Marconi had begun his experiments with radio in his native Italy at the end of the 19th century. Passionate and obsessive about his new discovery, he met with little interest at home, so left for England in 1896 to pursue the venture there. He had the luck to be Anglo-Italian so was fluent in both languages and also had some advantageous social connections through which he managed to interest the British Post Office in his experiments with wireless telegraphy.

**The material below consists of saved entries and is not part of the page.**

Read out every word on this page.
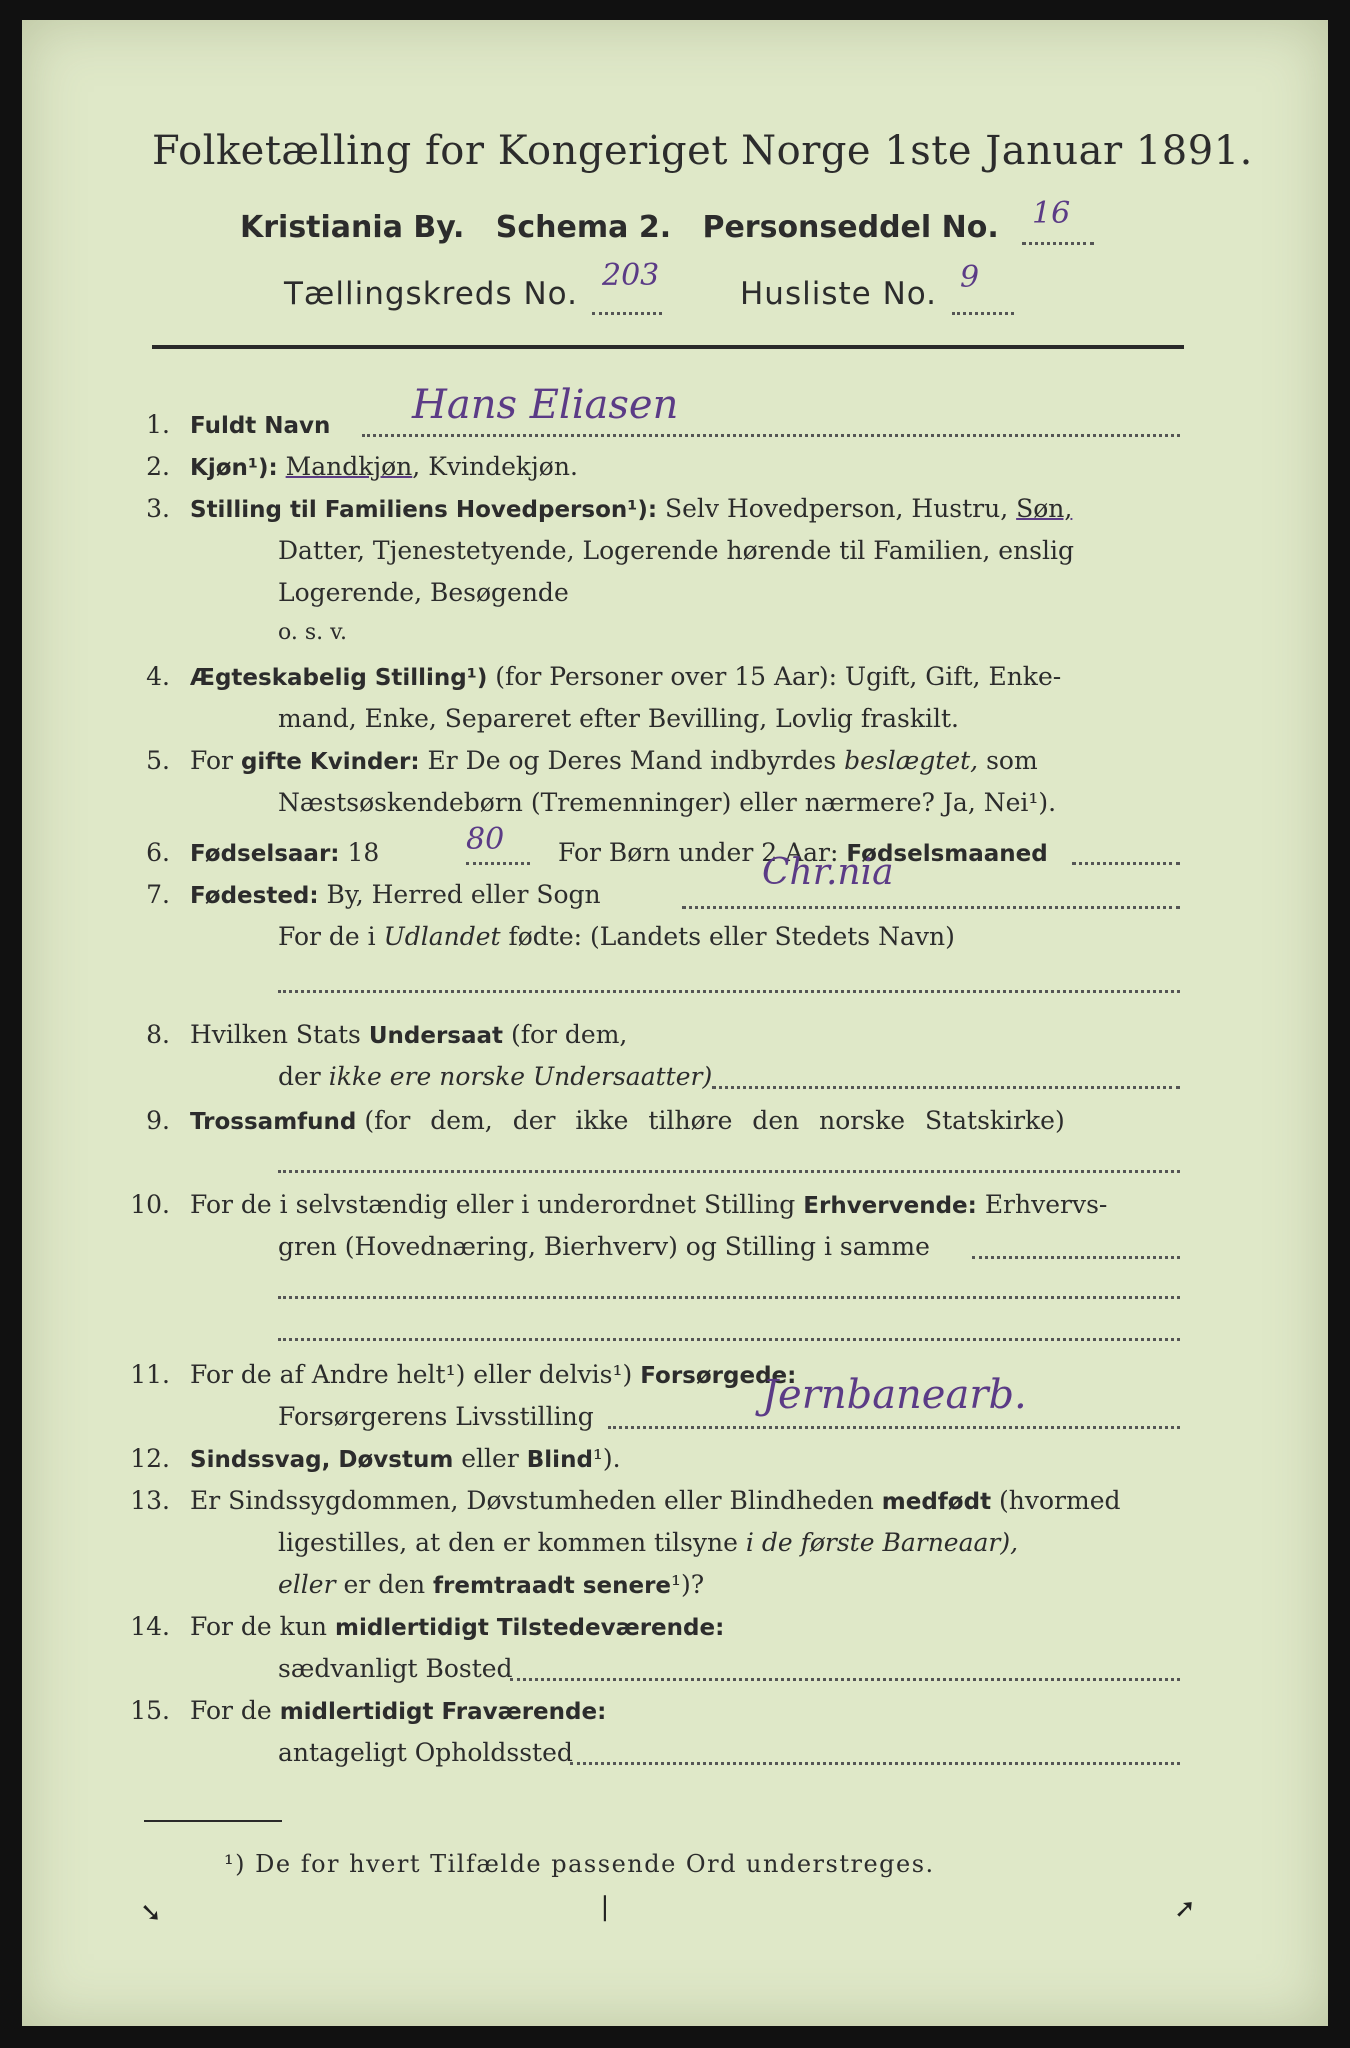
Folketælling for Kongeriget Norge 1ste Januar 1891.
Kristiania By. Schema 2. Personseddel No. 16
Tællingskreds No.
203
Husliste No. 9
1. Fuldt Navn Hans Eliasen
2. Kjøn¹): Mandkjøn, Kvindekjøn.
3. Stilling til Familiens Hovedperson¹): Selv Hovedperson, Hustru, Søn,
Datter, Tjenestetyende, Logerende hørende til Familien, enslig
Logerende, Besøgende
o. s. v.
4. Ægteskabelig Stilling¹) (for Personer over 15 Aar): Ugift, Gift, Enke-
mand, Enke, Separeret efter Bevilling, Lovlig fraskilt.
5. For gifte Kvinder: Er De og Deres Mand indbyrdes beslægtet, som
Næstsøskendebørn (Tremenninger) eller nærmere? Ja, Nei¹).
6. Fødselsaar: 18	80 For Børn under 2 Aar: Fødselsmaaned
7. Fødested: By, Herred eller Sogn
Chr.nia
For de i Udlandet fødte: (Landets eller Stedets Navn)
8. Hvilken Stats Undersaat (for dem,
der ikke ere norske Undersaatter)
9. Trossamfund (for dem, der ikke tilhøre den norske Statskirke)
10. For de i selvstændig eller i underordnet Stilling Erhvervende: Erhvervs-
gren (Hovednæring, Bierhverv) og Stilling i samme
11. For de af Andre helt¹) eller delvis¹) Forsørgede:
Forsørgerens Livsstilling	Jernbanearb.
12. Sindssvag, Døvstum eller Blind¹).
13. Er Sindssygdommen, Døvstumheden eller Blindheden medfødt (hvormed
ligestilles, at den er kommen tilsyne i de første Barneaar),
eller er den fremtraadt senere¹)?
14. For de kun midlertidigt Tilstedeværende:
sædvanligt Bosted
15. For de midlertidigt Fraværende:
antageligt Opholdssted
¹) De for hvert Tilfælde passende Ord understreges.
➘	❘	➚
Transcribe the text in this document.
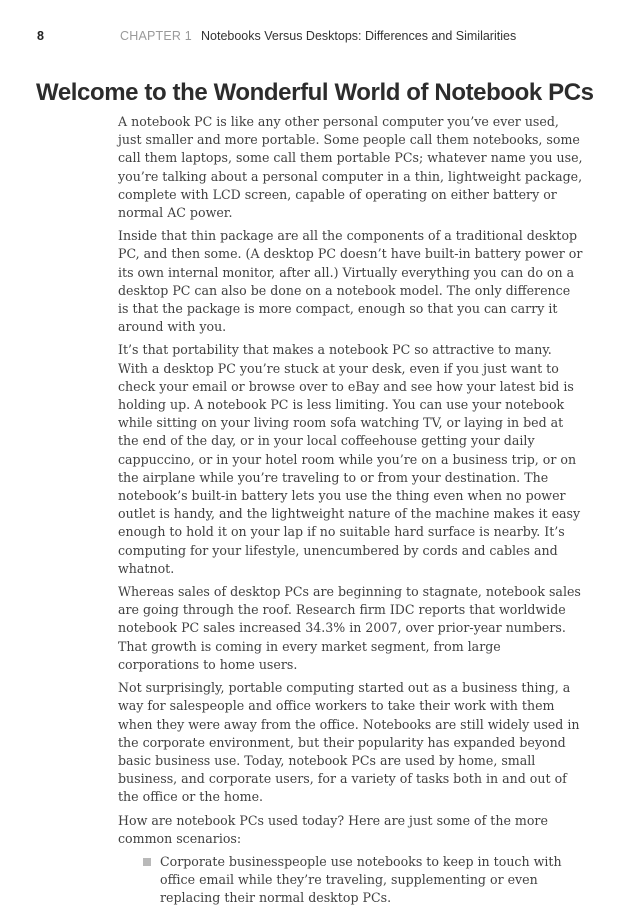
8	CHAPTER 1 Notebooks Versus Desktops: Differences and Similarities
Welcome to the Wonderful World of Notebook PCs

A notebook PC is like any other personal computer you’ve ever used, just smaller and more portable. Some people call them notebooks, some call them laptops, some call them portable PCs; whatever name you use, you’re talking about a personal computer in a thin, lightweight package, complete with LCD screen, capable of operating on either battery or normal AC power.

Inside that thin package are all the components of a traditional desktop PC, and then some. (A desktop PC doesn’t have built-in battery power or its own internal monitor, after all.) Virtually everything you can do on a desktop PC can also be done on a notebook model. The only difference is that the package is more compact, enough so that you can carry it around with you.

It’s that portability that makes a notebook PC so attractive to many. With a desktop PC you’re stuck at your desk, even if you just want to check your email or browse over to eBay and see how your latest bid is holding up. A notebook PC is less limiting. You can use your notebook while sitting on your living room sofa watching TV, or laying in bed at the end of the day, or in your local coffeehouse getting your daily cappuccino, or in your hotel room while you’re on a business trip, or on the airplane while you’re traveling to or from your destination. The notebook’s built-in battery lets you use the thing even when no power outlet is handy, and the lightweight nature of the machine makes it easy enough to hold it on your lap if no suitable hard surface is nearby. It’s computing for your lifestyle, unencumbered by cords and cables and whatnot.

Whereas sales of desktop PCs are beginning to stagnate, notebook sales are going through the roof. Research firm IDC reports that worldwide notebook PC sales increased 34.3% in 2007, over prior-year numbers. That growth is coming in every market segment, from large corporations to home users.

Not surprisingly, portable computing started out as a business thing, a way for salespeople and office workers to take their work with them when they were away from the office. Notebooks are still widely used in the corporate environment, but their popularity has expanded beyond basic business use. Today, notebook PCs are used by home, small business, and corporate users, for a variety of tasks both in and out of the office or the home.

How are notebook PCs used today? Here are just some of the more common scenarios:

Corporate businesspeople use notebooks to keep in touch with office email while they’re traveling, supplementing or even replacing their normal desktop PCs.
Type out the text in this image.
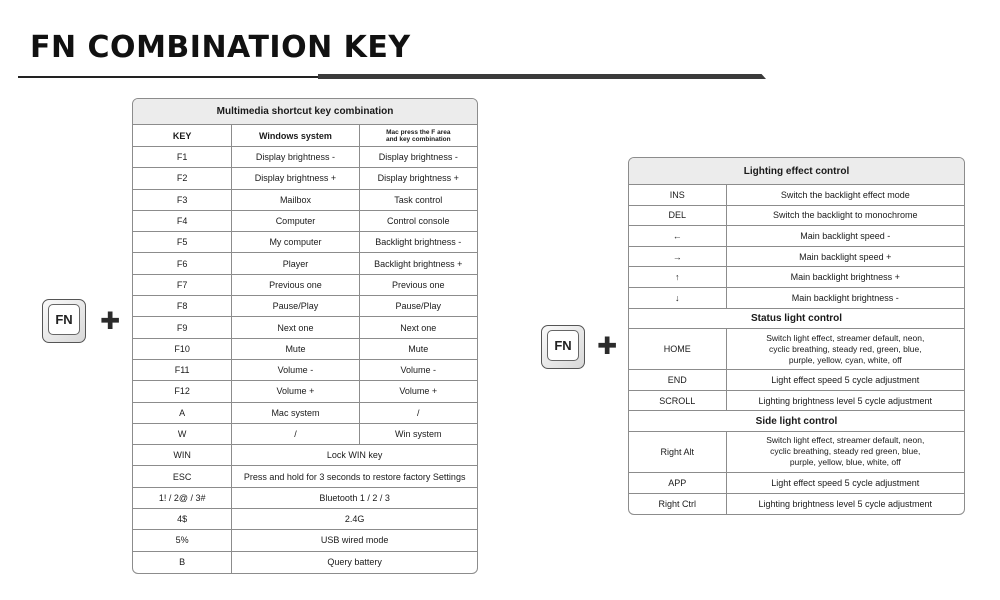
FN COMBINATION KEY
FN	✚
FN	✚
Multimedia shortcut key combination		
KEY	Windows system	Mac press the F area
and key combination
F1	Display brightness -	Display brightness -
F2	Display brightness +	Display brightness +
F3	Mailbox	Task control
F4	Computer	Control console
F5	My computer	Backlight brightness -
F6	Player	Backlight brightness +
F7	Previous one	Previous one
F8	Pause/Play	Pause/Play
F9	Next one	Next one
F10	Mute	Mute
F11	Volume -	Volume -
F12	Volume +	Volume +
A	Mac system	/
W	/	Win system
WIN	Lock WIN key	
ESC	Press and hold for 3 seconds to restore factory Settings	
1! / 2@ / 3#	Bluetooth 1 / 2 / 3	
4$	2.4G	
5%	USB wired mode	
B	Query battery	
Lighting effect control	
INS	Switch the backlight effect mode
DEL	Switch the backlight to monochrome
←	Main backlight speed -
→	Main backlight speed +
↑	Main backlight brightness +
↓	Main backlight brightness -
Status light control	
HOME	Switch light effect, streamer default, neon,
cyclic breathing, steady red, green, blue,
purple, yellow, cyan, white, off
END	Light effect speed 5 cycle adjustment
SCROLL	Lighting brightness level 5 cycle adjustment
Side light control	
Right Alt	Switch light effect, streamer default, neon,
cyclic breathing, steady red green, blue,
purple, yellow, blue, white, off
APP	Light effect speed 5 cycle adjustment
Right Ctrl	Lighting brightness level 5 cycle adjustment
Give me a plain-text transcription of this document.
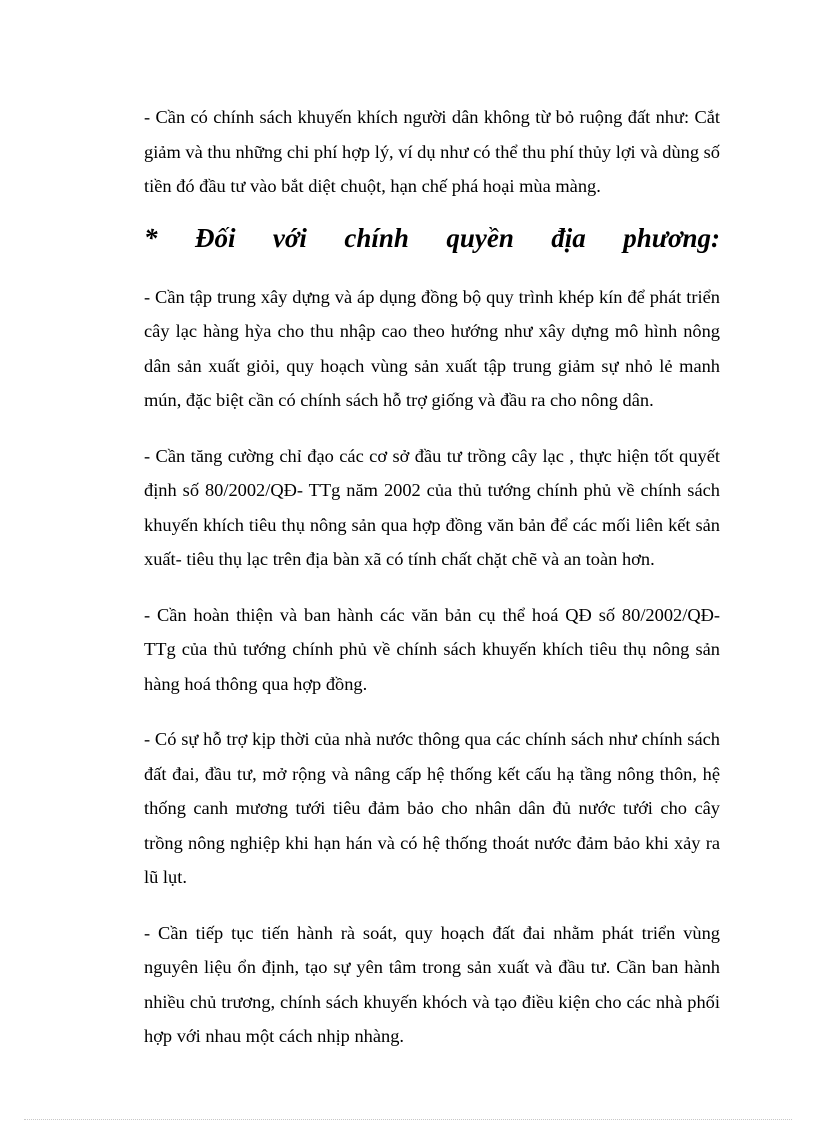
- Cần có chính sách khuyến khích người dân không từ bỏ ruộng đất như: Cắt giảm và thu những chi phí hợp lý, ví dụ như có thể thu phí thủy lợi và dùng số tiền đó đầu tư vào bắt diệt chuột, hạn chế phá hoại mùa màng.

* Đối với chính quyền địa phương:

- Cần tập trung xây dựng và áp dụng đồng bộ quy trình khép kín để phát triển cây lạc hàng hỳa cho thu nhập cao theo hướng như xây dựng mô hình nông dân sản xuất giỏi, quy hoạch vùng sản xuất tập trung giảm sự nhỏ lẻ manh mún, đặc biệt cần có chính sách hỗ trợ giống và đầu ra cho nông dân.

- Cần tăng cường chỉ đạo các cơ sở đầu tư trồng cây lạc , thực hiện tốt quyết định số 80/2002/QĐ- TTg năm 2002 của thủ tướng chính phủ về chính sách khuyến khích tiêu thụ nông sản qua hợp đồng văn bản để các mối liên kết sản xuất- tiêu thụ lạc trên địa bàn xã có tính chất chặt chẽ và an toàn hơn.

- Cần hoàn thiện và ban hành các văn bản cụ thể hoá QĐ số 80/2002/QĐ- TTg của thủ tướng chính phủ về chính sách khuyến khích tiêu thụ nông sản hàng hoá thông qua hợp đồng.

- Có sự hỗ trợ kịp thời của nhà nước thông qua các chính sách như chính sách đất đai, đầu tư, mở rộng và nâng cấp hệ thống kết cấu hạ tầng nông thôn, hệ thống canh mương tưới tiêu đảm bảo cho nhân dân đủ nước tưới cho cây trồng nông nghiệp khi hạn hán và có hệ thống thoát nước đảm bảo khi xảy ra lũ lụt.

- Cần tiếp tục tiến hành rà soát, quy hoạch đất đai nhằm phát triển vùng nguyên liệu ổn định, tạo sự yên tâm trong sản xuất và đầu tư. Cần ban hành nhiều chủ trương, chính sách khuyến khóch và tạo điều kiện cho các nhà phối hợp với nhau một cách nhịp nhàng.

Shortly afterwards he set up the Marconi Wireless Telegraph Company in 1900 and by 1914 it had progressed to the transmission of speech. By the early 1920s there were Marconi stations at Writtle near Chelmsford and in London (with its famous code name 2LO).

2LO calling

When the British Broadcasting Company was created on 18 October 1922, the Marconi Company would be one of its six major founding members. When the first broadcast was made a month later it would be from the Marconi HQ in central London, beginning with the immortal words: 2LO calling…

Radio quickly evolved, with one radio 'first' following another: first news bulletin, first children's programme, first weather forecast, first concert, first play. Soon, it was the passion of the age, and daily lives and public discourse were changed forever.

Marconi's key role in the BBC's history was never forgotten. When he died in 1937, the flags on Broadcasting House in central London were lowered in his memory, and all BBC Radio networks fell silent for two minutes in recognition of its founding father.

The use which may be made of these new powers

With incredible prescience, Marconi had broadcast on the BBC in 1929: "I must leave to your imaginations the use which may be made of these new powers. They will probably be as wonderful as anything of which we have experience today."

We take Marconi's pioneering spirit of wonder into our celebration of BBC 100, as we look to a future of continued innovation and creativity. And we are also mindful of 'the use which may be made of these new powers', of the key role of the BBC and of public service broadcasting in general - more important now than ever - to be a voice of clarity and truth for all our audiences.

With many thanks to the Citta Sasso Marconi and the Fondazione Marconi for this touching and prestigious award, and for the reminder of our beginnings.